Encendía la computadora. Me ponía a descifrar los mensajes de una mente aturdida y terminada a concluir. No me gustaba mi vida, tampoco mi futuro. Terminar los estudios para ser oficinista. Al principio suena tentador. Te haces contable o administrativo de una gran compañía, cobras un sueldo medio-alto, consigues una vida digna y al final tienes que pagar todo en facturas. Facturas por la comida, por la ropa, por la casa, por el coche, por el nuevo ordenador… y si te casas con alguien que… al final ni conoces… facturas por la boda y a parte vendría las facturas del divorcio. Sí, porque seamos sinceros yo no era capaz de soportar a alguien más de seis meses. Ya para mí era duro aguantar un mes, aun más un año o dos… tal vez más… imposible.
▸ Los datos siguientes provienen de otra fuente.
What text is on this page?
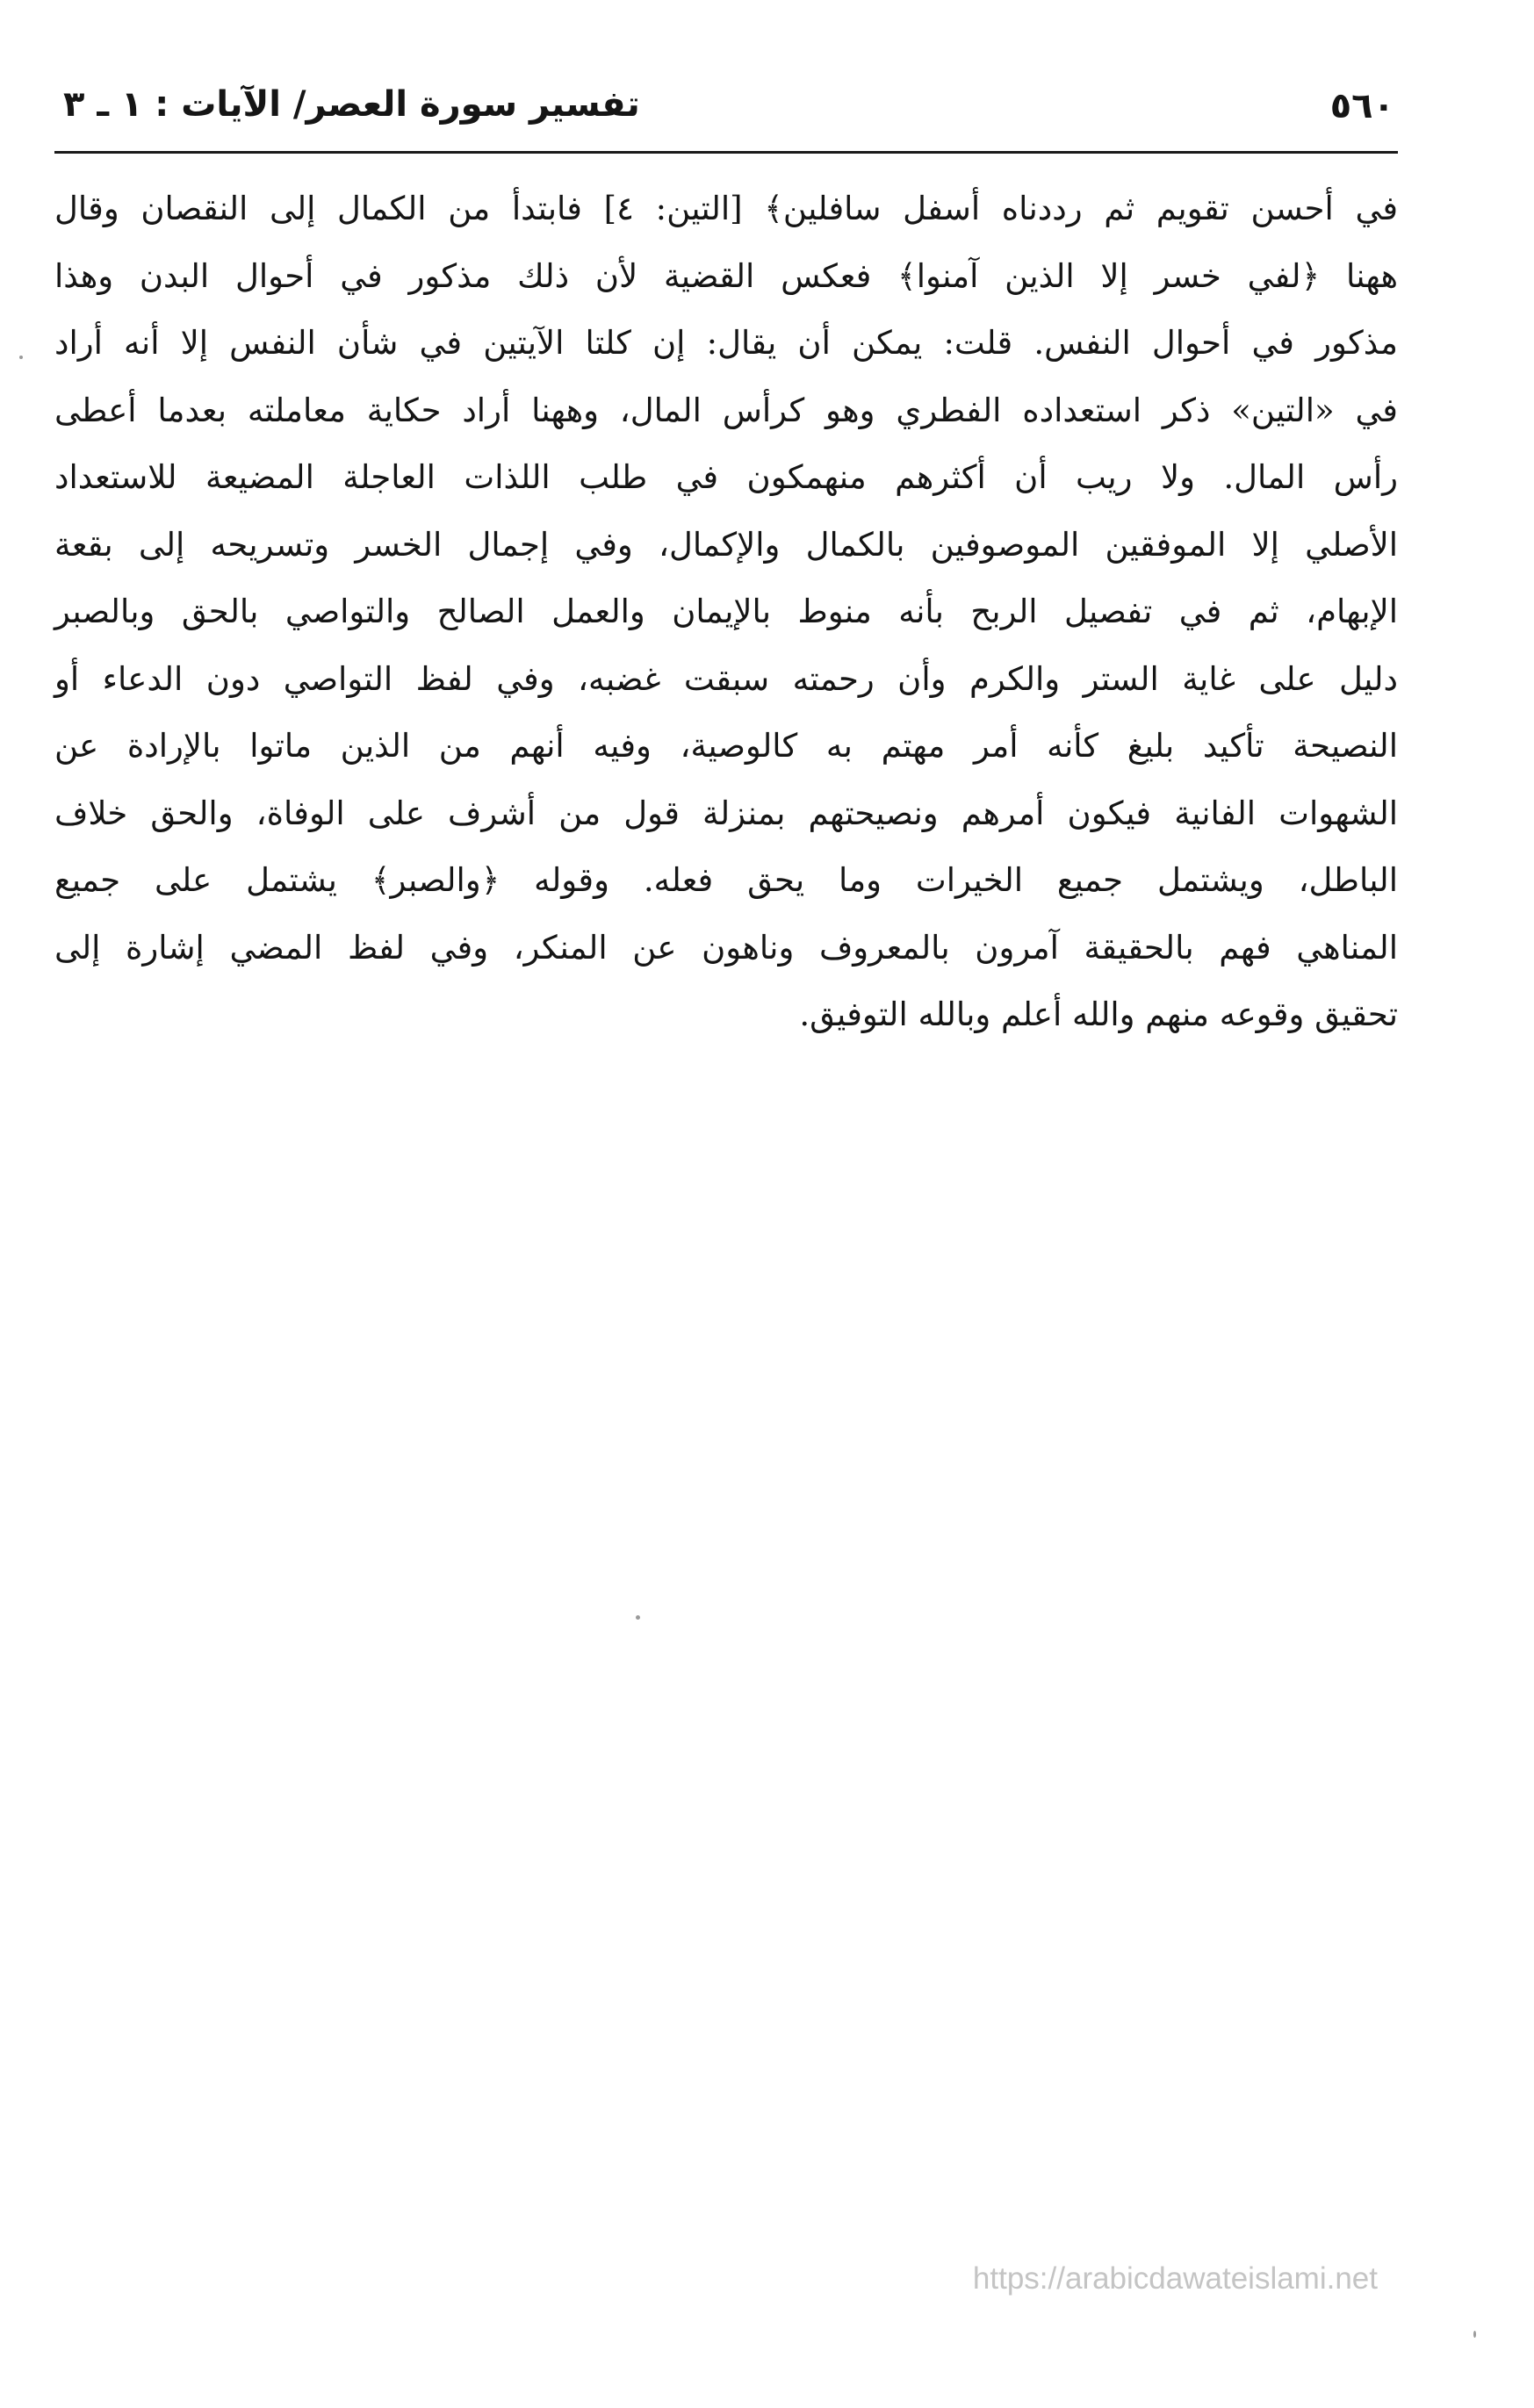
٥٦٠
تفسير سورة العصر/ الآيات : ١ ـ ٣
في أحسن تقويم ثم رددناه أسفل سافلين﴾ [التين: ٤] فابتدأ من الكمال إلى النقصان وقال
ههنا ﴿لفي خسر إلا الذين آمنوا﴾ فعكس القضية لأن ذلك مذكور في أحوال البدن وهذا
مذكور في أحوال النفس. قلت: يمكن أن يقال: إن كلتا الآيتين في شأن النفس إلا أنه أراد
في «التين» ذكر استعداده الفطري وهو كرأس المال، وههنا أراد حكاية معاملته بعدما أعطى
رأس المال. ولا ريب أن أكثرهم منهمكون في طلب اللذات العاجلة المضيعة للاستعداد
الأصلي إلا الموفقين الموصوفين بالكمال والإكمال، وفي إجمال الخسر وتسريحه إلى بقعة
الإبهام، ثم في تفصيل الربح بأنه منوط بالإيمان والعمل الصالح والتواصي بالحق وبالصبر
دليل على غاية الستر والكرم وأن رحمته سبقت غضبه، وفي لفظ التواصي دون الدعاء أو
النصيحة تأكيد بليغ كأنه أمر مهتم به كالوصية، وفيه أنهم من الذين ماتوا بالإرادة عن
الشهوات الفانية فيكون أمرهم ونصيحتهم بمنزلة قول من أشرف على الوفاة، والحق خلاف
الباطل، ويشتمل جميع الخيرات وما يحق فعله. وقوله ﴿والصبر﴾ يشتمل على جميع
المناهي فهم بالحقيقة آمرون بالمعروف وناهون عن المنكر، وفي لفظ المضي إشارة إلى
تحقيق وقوعه منهم والله أعلم وبالله التوفيق.
https://arabicdawateislami.net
Un día conecté mis auriculares al ordenador y pulsé play. Era un video que amo, que suele sacarme del trastorno social en el cual me veo inmerso. Mi madre no me conoce, mi familia… no recuerdo bien ni el nombre de mis primos. Yo y mi mundo se reducía a mis escritos, mi música, mis libros y el sonido de las teclas del ordenador.
~Romance~
En una habitación a oscuras, ropa oscura, alma oscura… y un dolor agudo en mi sien por culpa de las copas de más. Celebraba… ya no recuerdo que celebraba. En el grupo de clases yo era el raro, aquel que tenía pintas de golpearte o comerse crudo el corazón de cualquiera… pero que en realidad pasaba de todos y de todos, hasta que llegaba el momento de tirar una mesa y escupirles verdades a todos… a cada cual más hiriente y vengativa.
Una mala situación, una cruel relación, un amor tóxico, el aliento apestando a whisky y ron. Mis dedos tecleaban en busca de ese mágico tema. Quería saber cual era la traducción real, la mejor, y porqué me sentía tan atraído. Intentaba bajar el aliento con caramelos de café, mi madre rondaba despierta y me miró con resignación. Creo que siempre supo de mi problema de sociabilidad, pero jamás dijo nada al respecto de la conducta que tenía desde hacía dos años. Lo reconozco, en mala hora probé el ron o el whisky. Sin embargo, no importa. Ya no importa una mierda.
Como he dicho deambulaba y al final di con un blog. Sonreí al ver cuantas traducciones, un jodido y placentero paraíso. Era el paraíso con grandes letras bordadas en plateado en un fondo oscuro. Sí, era el jardín del edén. Amaba ese grupo, Buck Tick, desde hacía años pero jamás conseguía las traducciones con tan sólo un click. Tenía tantas que comencé a leerlas. Al final apagué el ordenador y me quedé dormido.
Creo que era octubre. Y también creo que recuerdo que celebraba. Volvía a clases.
Días más tardes di gracias por todo. Me olvidé un poco y luego volví a mis búsquedas. Noviembre quizás, tal vez. Entonces di contigo. Ya no eras letras, una persona amable que exponía su trabajo. No. Sino una chica amable que me hacía sonreír.
Ahora no bebo tanto porque tú me mostraste lo ridículo que me veía, no salgo tanto para poder encontrarte en medio de la red de redes, me relaciono algo más con aquellos que una vez me tendieron su mano y… bueno mi familia sigue siendo todo un misterio para mí o tal vez el misterio soy yo para ellos. Soy el único escritor, el único que estudió algo que ahora no le reporta nada y que vive con una ilusión distinta que la de todos ellos… saber más chismes de los demás no es lo que más me agrada.
Pero sigo con el mismo miedo que una vez te confesé: tengo miedo a ser como él, a terminar como él… a ser él.
Dicen que el amor mata
Yo digo que el amor… que eso que llaman amor no se puede definir y mucho menos decir que mata. Porque el amor que tú me has dado ha hecho que mi cuerpo se llene de tu calor.